Jansenia sandurica
- Conservation status: Endangered (IUCN 3.1)

Scientific classification
- Kingdom: Animalia
- Phylum: Arthropoda
- Class: Insecta
- Order: Coleoptera
- Suborder: Adephaga
- Family: Cicindelidae
- Genus: Jansenia
- Species: J. sandurica
- Binomial name: Jansenia sandurica (Acciavatti & Pearson, 1989)
- Synonyms: Cicindela sandurica Acciavatti & Pearson, 1989

= Jansenia sandurica =

- Genus: Jansenia
- Species: sandurica
- Authority: (Acciavatti & Pearson, 1989)
- Conservation status: EN
- Synonyms: Cicindela sandurica

Species of tiger beetle

Jansenia sandurica, the Sandur Tethys tiger beetle, is a species of endangered tiger beetle found in India.
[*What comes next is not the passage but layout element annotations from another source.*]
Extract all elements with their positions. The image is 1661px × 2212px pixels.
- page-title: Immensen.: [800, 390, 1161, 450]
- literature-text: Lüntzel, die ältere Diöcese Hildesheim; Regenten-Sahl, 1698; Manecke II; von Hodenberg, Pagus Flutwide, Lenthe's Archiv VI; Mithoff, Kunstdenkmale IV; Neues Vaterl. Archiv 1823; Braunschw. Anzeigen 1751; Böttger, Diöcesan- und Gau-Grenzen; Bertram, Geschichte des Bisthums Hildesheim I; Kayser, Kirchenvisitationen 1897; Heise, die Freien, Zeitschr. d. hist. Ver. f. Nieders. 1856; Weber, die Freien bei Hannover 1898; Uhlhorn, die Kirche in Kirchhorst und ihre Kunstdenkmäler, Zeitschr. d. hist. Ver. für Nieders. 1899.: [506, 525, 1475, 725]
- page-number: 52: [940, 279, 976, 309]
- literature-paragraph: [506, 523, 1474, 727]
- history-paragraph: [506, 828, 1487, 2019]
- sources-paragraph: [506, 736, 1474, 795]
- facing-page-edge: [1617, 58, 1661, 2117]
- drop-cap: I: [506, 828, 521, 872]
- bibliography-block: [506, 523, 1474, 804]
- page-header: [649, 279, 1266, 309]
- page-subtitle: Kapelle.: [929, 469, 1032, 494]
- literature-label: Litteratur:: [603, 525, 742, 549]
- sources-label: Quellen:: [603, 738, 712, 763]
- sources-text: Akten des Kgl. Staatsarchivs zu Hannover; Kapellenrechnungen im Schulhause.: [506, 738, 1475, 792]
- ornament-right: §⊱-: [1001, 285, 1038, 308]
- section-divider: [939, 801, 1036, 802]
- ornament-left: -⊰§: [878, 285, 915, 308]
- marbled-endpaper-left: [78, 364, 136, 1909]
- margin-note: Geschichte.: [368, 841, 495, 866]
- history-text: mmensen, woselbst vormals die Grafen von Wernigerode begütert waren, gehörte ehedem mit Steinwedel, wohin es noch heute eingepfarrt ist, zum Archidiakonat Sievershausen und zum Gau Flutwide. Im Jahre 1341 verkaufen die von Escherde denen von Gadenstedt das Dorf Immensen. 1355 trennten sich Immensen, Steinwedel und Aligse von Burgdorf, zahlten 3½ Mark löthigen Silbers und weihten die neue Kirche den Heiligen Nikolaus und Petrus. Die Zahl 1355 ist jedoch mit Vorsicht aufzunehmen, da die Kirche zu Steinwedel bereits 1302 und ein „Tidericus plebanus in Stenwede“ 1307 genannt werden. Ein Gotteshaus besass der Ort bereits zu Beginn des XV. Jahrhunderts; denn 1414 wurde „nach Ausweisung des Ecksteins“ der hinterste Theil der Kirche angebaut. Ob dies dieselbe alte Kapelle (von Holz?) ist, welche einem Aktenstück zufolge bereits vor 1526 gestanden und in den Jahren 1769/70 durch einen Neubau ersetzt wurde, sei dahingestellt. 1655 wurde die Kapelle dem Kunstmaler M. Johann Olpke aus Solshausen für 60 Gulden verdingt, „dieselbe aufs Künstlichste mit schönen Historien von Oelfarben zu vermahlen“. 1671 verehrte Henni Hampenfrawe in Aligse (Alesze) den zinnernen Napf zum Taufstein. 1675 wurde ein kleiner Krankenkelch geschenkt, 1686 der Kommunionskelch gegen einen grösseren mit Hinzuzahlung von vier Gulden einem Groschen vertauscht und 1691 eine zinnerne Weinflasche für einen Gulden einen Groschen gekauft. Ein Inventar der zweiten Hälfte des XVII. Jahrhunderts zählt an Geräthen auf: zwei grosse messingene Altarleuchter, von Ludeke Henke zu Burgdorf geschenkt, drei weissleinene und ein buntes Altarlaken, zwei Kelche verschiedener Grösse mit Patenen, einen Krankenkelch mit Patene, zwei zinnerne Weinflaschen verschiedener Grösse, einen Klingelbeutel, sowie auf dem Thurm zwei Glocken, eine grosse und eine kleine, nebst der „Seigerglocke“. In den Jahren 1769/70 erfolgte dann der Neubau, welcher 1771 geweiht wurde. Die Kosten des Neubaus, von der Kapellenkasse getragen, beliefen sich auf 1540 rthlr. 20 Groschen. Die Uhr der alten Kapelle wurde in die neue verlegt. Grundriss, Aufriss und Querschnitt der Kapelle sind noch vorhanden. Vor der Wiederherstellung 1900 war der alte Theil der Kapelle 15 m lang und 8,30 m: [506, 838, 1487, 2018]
It was named after the town of Sanduru in Karnataka where it was first found and described.It was found on boulders and scrub forest floors close to Sandur.

== Description ==
They females have a body length of up to 9.2 mm with a 3.2 mm wide elytra while the males have 8.5 mm long and a 3 mm elytra. The head and pronotum are copper-red in color with blue margins. The elytra is dull copper-red and blue with two large circular spots. The body is metallic purple, black and blue-green.